Geleneksel- 4. Evre; Otorite ve Toplumsal Düzeni Sürdürme Eğilimi:
Heinz suçludur. Kanunlara aykırı
davranmıştır. Kanunlar toplumsal düzeni sağlamaya yarar. Toplumsal düzeni
bozmuştur.
Gelenek Ötesi- 5. Evre; Sözleşmeye ve Yasalara Uyma Eğilimi:
Heinz suçludur. İnsanlar toplum içinde
birbirlerinin özel eşyalarına saygı göstermek zorundadır.
Gelenek Ötesi- 6. Evre; Vicdan ya da Evrensel Ahlak İlkeleri Eğilimi:
Heinz suçsuzdur. İnsan hayatı her şeyden önemlidir. Bir insanın hayatı söz konusu
olduğunda, hırsızlık “caizdir”.
İnsanların büyük bir çoğunluğu üçüncü ve dördüncü (ikinci düzey) evrededir.
Beşinci ve altıncı evreye (üçüncü düzey) gelebilen kişilerin sayısı daha azdır.
Hatta altıncı evreye ulaşabilen çok az insan vardır.
Buna benzer çeşitli sorularla Kohlberg dünyanın çeşitli ülkelerinde kuramını test
etmiş ve kuramının evrensel olduğu sonucuna ulaşmıştır.
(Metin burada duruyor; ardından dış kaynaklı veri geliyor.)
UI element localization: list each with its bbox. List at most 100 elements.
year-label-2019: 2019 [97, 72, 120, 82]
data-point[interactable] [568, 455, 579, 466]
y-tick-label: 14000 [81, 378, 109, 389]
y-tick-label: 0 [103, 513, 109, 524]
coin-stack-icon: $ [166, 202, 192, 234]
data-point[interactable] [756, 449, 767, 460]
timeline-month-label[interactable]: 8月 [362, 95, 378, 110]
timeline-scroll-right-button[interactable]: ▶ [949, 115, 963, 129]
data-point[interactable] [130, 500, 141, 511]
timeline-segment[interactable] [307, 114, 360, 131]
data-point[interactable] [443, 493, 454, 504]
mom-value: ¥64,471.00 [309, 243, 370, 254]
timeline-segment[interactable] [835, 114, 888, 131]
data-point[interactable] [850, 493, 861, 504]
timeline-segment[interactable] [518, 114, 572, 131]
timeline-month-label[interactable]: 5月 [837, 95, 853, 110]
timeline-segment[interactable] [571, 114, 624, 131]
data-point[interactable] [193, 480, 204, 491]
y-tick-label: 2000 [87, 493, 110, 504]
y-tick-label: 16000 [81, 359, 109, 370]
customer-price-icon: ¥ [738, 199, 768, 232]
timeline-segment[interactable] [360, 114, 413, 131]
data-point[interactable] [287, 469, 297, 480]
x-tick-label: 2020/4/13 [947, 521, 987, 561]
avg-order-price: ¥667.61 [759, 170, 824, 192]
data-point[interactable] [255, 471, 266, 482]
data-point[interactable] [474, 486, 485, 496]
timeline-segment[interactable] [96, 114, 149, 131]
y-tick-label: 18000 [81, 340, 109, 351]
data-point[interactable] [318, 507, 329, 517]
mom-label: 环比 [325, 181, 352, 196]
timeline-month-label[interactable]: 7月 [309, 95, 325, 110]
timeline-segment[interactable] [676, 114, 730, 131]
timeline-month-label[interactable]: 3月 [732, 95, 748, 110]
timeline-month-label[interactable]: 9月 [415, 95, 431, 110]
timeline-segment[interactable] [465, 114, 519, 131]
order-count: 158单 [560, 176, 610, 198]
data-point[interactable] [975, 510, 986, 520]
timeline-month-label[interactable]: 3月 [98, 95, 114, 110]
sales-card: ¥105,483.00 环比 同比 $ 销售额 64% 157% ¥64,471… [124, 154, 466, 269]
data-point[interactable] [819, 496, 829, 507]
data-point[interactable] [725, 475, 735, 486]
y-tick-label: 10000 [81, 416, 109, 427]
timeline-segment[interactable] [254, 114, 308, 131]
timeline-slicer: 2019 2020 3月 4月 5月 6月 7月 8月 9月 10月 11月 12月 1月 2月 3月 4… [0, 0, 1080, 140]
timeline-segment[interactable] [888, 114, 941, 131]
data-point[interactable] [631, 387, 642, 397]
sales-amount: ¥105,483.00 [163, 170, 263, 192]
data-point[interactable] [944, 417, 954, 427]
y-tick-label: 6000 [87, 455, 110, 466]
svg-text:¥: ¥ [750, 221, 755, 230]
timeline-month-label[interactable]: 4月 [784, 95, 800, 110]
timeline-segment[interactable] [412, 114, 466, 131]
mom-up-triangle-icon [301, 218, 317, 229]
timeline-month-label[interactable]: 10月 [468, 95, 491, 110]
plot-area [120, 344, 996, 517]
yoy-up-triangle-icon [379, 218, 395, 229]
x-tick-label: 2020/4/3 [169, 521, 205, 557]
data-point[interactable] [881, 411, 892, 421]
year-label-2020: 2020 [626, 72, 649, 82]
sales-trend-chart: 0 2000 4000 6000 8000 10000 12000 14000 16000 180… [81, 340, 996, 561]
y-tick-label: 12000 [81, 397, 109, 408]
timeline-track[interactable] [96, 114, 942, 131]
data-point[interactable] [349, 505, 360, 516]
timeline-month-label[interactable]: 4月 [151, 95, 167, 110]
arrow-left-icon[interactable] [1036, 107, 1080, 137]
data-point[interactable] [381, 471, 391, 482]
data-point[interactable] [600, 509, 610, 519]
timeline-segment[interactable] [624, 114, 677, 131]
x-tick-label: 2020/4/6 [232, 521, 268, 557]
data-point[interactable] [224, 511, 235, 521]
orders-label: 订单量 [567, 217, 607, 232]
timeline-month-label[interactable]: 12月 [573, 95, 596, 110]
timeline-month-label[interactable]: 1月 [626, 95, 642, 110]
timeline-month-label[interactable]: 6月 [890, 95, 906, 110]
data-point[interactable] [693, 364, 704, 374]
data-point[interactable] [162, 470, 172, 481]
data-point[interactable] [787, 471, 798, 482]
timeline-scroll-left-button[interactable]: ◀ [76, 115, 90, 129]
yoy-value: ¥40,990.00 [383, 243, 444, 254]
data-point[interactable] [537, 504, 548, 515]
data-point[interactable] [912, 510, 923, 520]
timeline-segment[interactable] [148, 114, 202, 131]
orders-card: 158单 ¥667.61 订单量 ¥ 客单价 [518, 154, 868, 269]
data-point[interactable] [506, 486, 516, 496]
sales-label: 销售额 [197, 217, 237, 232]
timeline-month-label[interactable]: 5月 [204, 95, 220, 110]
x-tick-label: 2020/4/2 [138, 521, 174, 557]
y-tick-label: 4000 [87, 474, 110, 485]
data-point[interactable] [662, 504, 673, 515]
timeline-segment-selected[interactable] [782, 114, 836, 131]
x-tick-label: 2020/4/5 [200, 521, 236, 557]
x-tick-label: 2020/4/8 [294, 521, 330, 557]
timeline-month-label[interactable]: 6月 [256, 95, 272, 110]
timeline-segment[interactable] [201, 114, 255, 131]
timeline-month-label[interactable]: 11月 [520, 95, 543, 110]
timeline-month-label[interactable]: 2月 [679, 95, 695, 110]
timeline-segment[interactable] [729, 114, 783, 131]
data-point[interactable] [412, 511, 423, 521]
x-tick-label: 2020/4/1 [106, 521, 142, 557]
Kohlberg kuramına dayalı bir okul kurarak ahlak gelişimini geliştirmeyi amaçlamış ise
de, bunda başarılı olamamıştır.
Kohlberg’in kuramının kültürlerarası geçerliği şüphelidir. Daha çok bireyci Batı
toplumlarının tercihlerini yansıtmaktadır.
Gilligan’ın Ahlak
Gelişimi Kuramı
Gilligan, Freud ve Kohlberg’in erkek ağırlıklı kuram geliştirdiklerini, kadınların farklı bir gelişim çizgisi gösterdiklerini öne
sürmüştür.
Ona göre, kadınların sahip oldukları ahlak anlayışı; ilişkilerin, özen göstermenin, yakınlığın ağır bastığı özen ve sorumluluk
ahlakı, Kohlberg’in öne sürdüğü adalet ahlakından farklıdır.
Kohlberg’in düşüncesinde ilkelerle kişinin güdüleri arasındaki gerilim ön planda
iken, özen ve sorumluluk ahlakında kişinin kendisini karşıdaki için feda
etmesi ağır basar.
Dolayısıyla Kohlberg’in ahlak anlayışı herkes için geçerli olmaktan ziyade
erkeksi bir ahlak anlayışıdır.
Hansın durumu ile ilgili olarak Gilligan, Hans ilacı çalıp hapse girdikten sonra, kadın yeniden hastalandığında ona kimin
bakacağının düşünülmesi gerektiğini söyleyen bir kız çocuğunu örnek gösterir.
Kohlberg’e göre düşük bir düzeyde gibi görünmesine rağmen, arka planda daha
derin bir anlayış bulunmaktadır.
Ayrıca, Gilligan, kişinin;
a)Sadece kendi ihtiyaçlarını dikkate aldığı var kalmaya ve kendi çıkarlarına yönelik evre,
b)Sadece başkalarına karşı sorumluluğu önemsediği evre ve
c)Kendi çıkarlarıyla başkalarının
ihtiyaçlarını bütünleştirdiği evre olmak üzere üç evreden geçtiğini öne
sürmektedir.
Gilligan ayrıca kişilerin ahlak anlayışlarının çevrelerinin ahlak
anlayışları ile karşılıklı etkileşim halinde bulunduğunu da vurgulamıştır.